For our part, we’re doing a review of supervision and regulation. My only interest is that we identify what went wrong here. How did this happen is the question. What went wrong. Try to find that. We will find that. And then make an assessment of what are the right policies to put in place so it doesn’t happen again. Then implement those policies.
But this is a superficial explanation. Every time, there will be some fault-line in banking. As Marx explained, capitalism is a money or monetary economy. Production is not for direct consumption at the point of use. Production of commodities is for sale on a market to be exchanged for money. And money is necessary to purchase commodities.
Money and commodities are not the same thing, so the circulation of money and commodities is inherently subject to breakdown. At any time, the holders of cash may not decide to purchase commodities at going prices and instead hoard it. Then those selling commodities must cut prices or even go bust. Many things can trigger this breakdown in the exchange of money and commodities, or in money for financial assets like bonds or stocks—fictitious capital, Marx called it. And it can happen suddenly.
But the main underlying cause will be the overaccumulation of capital in the productive sectors of the economy or, in other words, falling profitability of investment and production. The tech companies’ customers at SVB had begun to lose profits and were suffering a loss of funding from so-called venture capitalists (investors in start-ups) because the investors could see profits falling. So that’s why the techs had to run down their cash deposits. This destroyed SVB’s liquidity and forced it to announce a fire sale of its bond assets. Alongside that interest rates rose increasing the cost of borrowing. This ‘liquidity’ crisis is now brewing in the real estate sector and in banks with large bond debts.

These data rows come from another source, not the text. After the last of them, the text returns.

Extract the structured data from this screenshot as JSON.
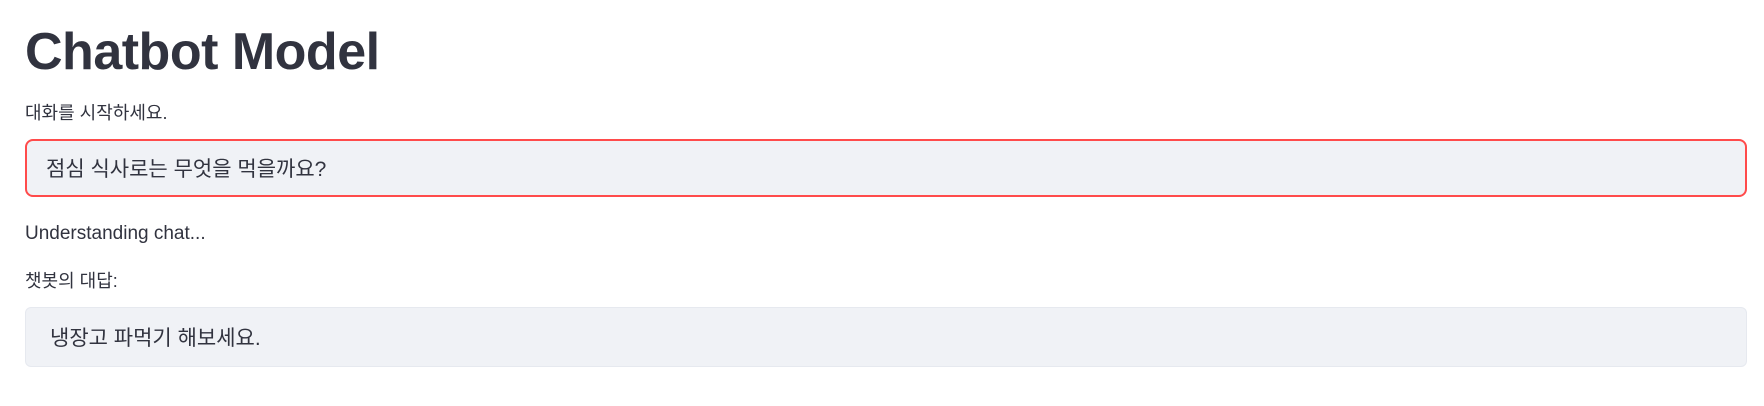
{
  "header": {
    "title": "Chatbot Model"
  },
  "chat_input": {
    "label": "대화를 시작하세요.",
    "value": "점심 식사로는 무엇을 먹을까요?",
    "focus_color": "#ff4b4b"
  },
  "status": {
    "text": "Understanding chat..."
  },
  "response": {
    "label": "챗봇의 대답:",
    "text": "냉장고 파먹기 해보세요."
  }
}
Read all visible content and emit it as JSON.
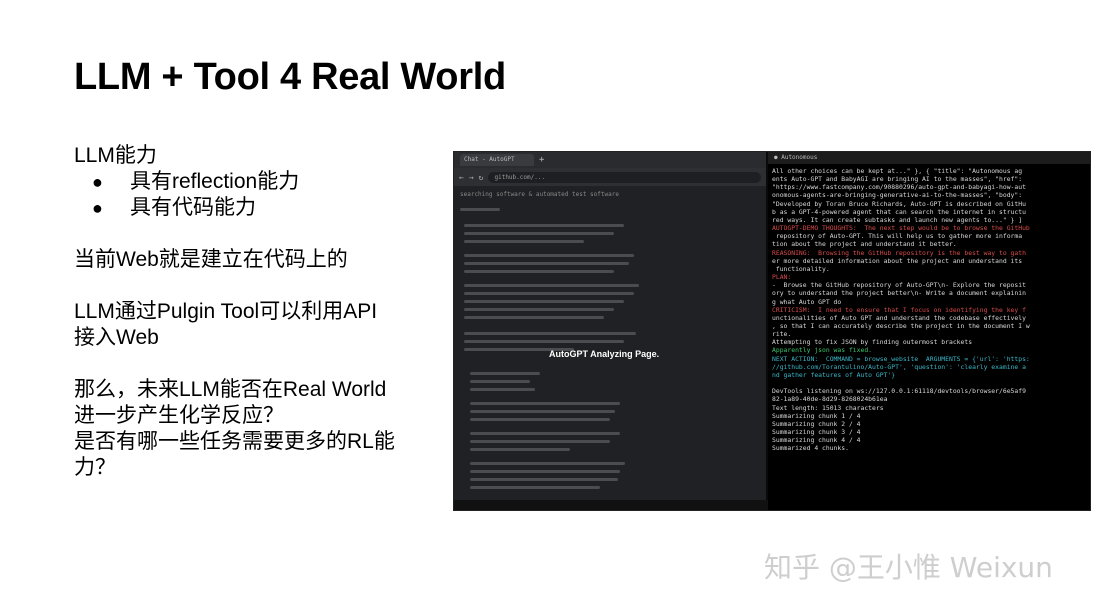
{
  "slide": {
    "title": "LLM + Tool 4 Real World",
    "heading1": "LLM能力",
    "bullets": [
      "具有reflection能力",
      "具有代码能力"
    ],
    "bullet_glyph": "●",
    "para1": "当前Web就是建立在代码上的",
    "para2_line1": "LLM通过Pulgin Tool可以利用API",
    "para2_line2": "接入Web",
    "para3_line1": "那么，未来LLM能否在Real World",
    "para3_line2": "进一步产生化学反应？",
    "para3_line3": "是否有哪一些任务需要更多的RL能",
    "para3_line4": "力？"
  },
  "screenshot": {
    "browser_tab": "Chat - AutoGPT",
    "tab_add": "+",
    "url": "github.com/...",
    "search_line": "searching software & automated test software",
    "overlay_label": "AutoGPT Analyzing Page.",
    "terminal_tab": "● Autonomous",
    "terminal_lines": [
      {
        "text": "All other choices can be kept at...\" }, { \"title\": \"Autonomous ag",
        "color": "white"
      },
      {
        "text": "ents Auto-GPT and BabyAGI are bringing AI to the masses\", \"href\":",
        "color": "white"
      },
      {
        "text": "\"https://www.fastcompany.com/90880296/auto-gpt-and-babyagi-how-aut",
        "color": "white"
      },
      {
        "text": "onomous-agents-are-bringing-generative-ai-to-the-masses\", \"body\":",
        "color": "white"
      },
      {
        "text": "\"Developed by Toran Bruce Richards, Auto-GPT is described on GitHu",
        "color": "white"
      },
      {
        "text": "b as a GPT-4-powered agent that can search the internet in structu",
        "color": "white"
      },
      {
        "text": "red ways. It can create subtasks and launch new agents to...\" } ]",
        "color": "white"
      },
      {
        "text": "AUTOGPT-DEMO THOUGHTS:  The next step would be to browse the GitHub",
        "color": "red"
      },
      {
        "text": " repository of Auto-GPT. This will help us to gather more informa",
        "color": "white"
      },
      {
        "text": "tion about the project and understand it better.",
        "color": "white"
      },
      {
        "text": "REASONING:  Browsing the GitHub repository is the best way to gath",
        "color": "red"
      },
      {
        "text": "er more detailed information about the project and understand its",
        "color": "white"
      },
      {
        "text": " functionality.",
        "color": "white"
      },
      {
        "text": "PLAN:",
        "color": "red"
      },
      {
        "text": "-  Browse the GitHub repository of Auto-GPT\\n- Explore the reposit",
        "color": "white"
      },
      {
        "text": "ory to understand the project better\\n- Write a document explainin",
        "color": "white"
      },
      {
        "text": "g what Auto GPT do",
        "color": "white"
      },
      {
        "text": "CRITICISM:  I need to ensure that I focus on identifying the key f",
        "color": "red"
      },
      {
        "text": "unctionalities of Auto GPT and understand the codebase effectively",
        "color": "white"
      },
      {
        "text": ", so that I can accurately describe the project in the document I w",
        "color": "white"
      },
      {
        "text": "rite.",
        "color": "white"
      },
      {
        "text": "Attempting to fix JSON by finding outermost brackets",
        "color": "white"
      },
      {
        "text": "Apparently json was fixed.",
        "color": "green"
      },
      {
        "text": "NEXT ACTION:  COMMAND = browse_website  ARGUMENTS = {'url': 'https:",
        "color": "cyan"
      },
      {
        "text": "//github.com/Torantulino/Auto-GPT', 'question': 'clearly examine a",
        "color": "cyan"
      },
      {
        "text": "nd gather features of Auto GPT'}",
        "color": "cyan"
      },
      {
        "text": "",
        "color": "white"
      },
      {
        "text": "DevTools listening on ws://127.0.0.1:61118/devtools/browser/6e5af9",
        "color": "white"
      },
      {
        "text": "82-1a89-40de-8d29-8268024b61ea",
        "color": "white"
      },
      {
        "text": "Text length: 15013 characters",
        "color": "white"
      },
      {
        "text": "Summarizing chunk 1 / 4",
        "color": "white"
      },
      {
        "text": "Summarizing chunk 2 / 4",
        "color": "white"
      },
      {
        "text": "Summarizing chunk 3 / 4",
        "color": "white"
      },
      {
        "text": "Summarizing chunk 4 / 4",
        "color": "white"
      },
      {
        "text": "Summarized 4 chunks.",
        "color": "white"
      }
    ]
  },
  "watermark": "知乎 @王小惟 Weixun",
  "colors": {
    "terminal_red": "#d94b4b",
    "terminal_green": "#39c66b",
    "terminal_cyan": "#3bb7c9",
    "terminal_white": "#d8d8d8"
  }
}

So the banking crisis is not over yet. Indeed, some argue that there could a rolling crisis that lasts for years–echoing what happened during the U.S. [1980-90s savings and loan] crisis.
What is certain is that credit terms are tightening, bank lending will drop and companies in the productive sectors will find it increasingly difficult to raise funds to invest and households to buy big ticket items. That is going to accelerate economies into a slump this year. The bold optimism expressed before March that recession will be avoided will prove to be unfounded. Only last week, the Federal Reserve’s own forecasts for U.S. economic growth this year were lowered to just 0.4%, which if met would mean at least two quarters of contraction in the middle of this year.
And if the current banking crisis becomes systemic, as it did in 2008, there will have to be ‘socialization’ of the losses suffered by the banking elite through government bailouts, driving up public sector debts (already at record highs); all to be serviced at the expense of the rest of us through increased taxation and yet more austerity in public welfare spending and services.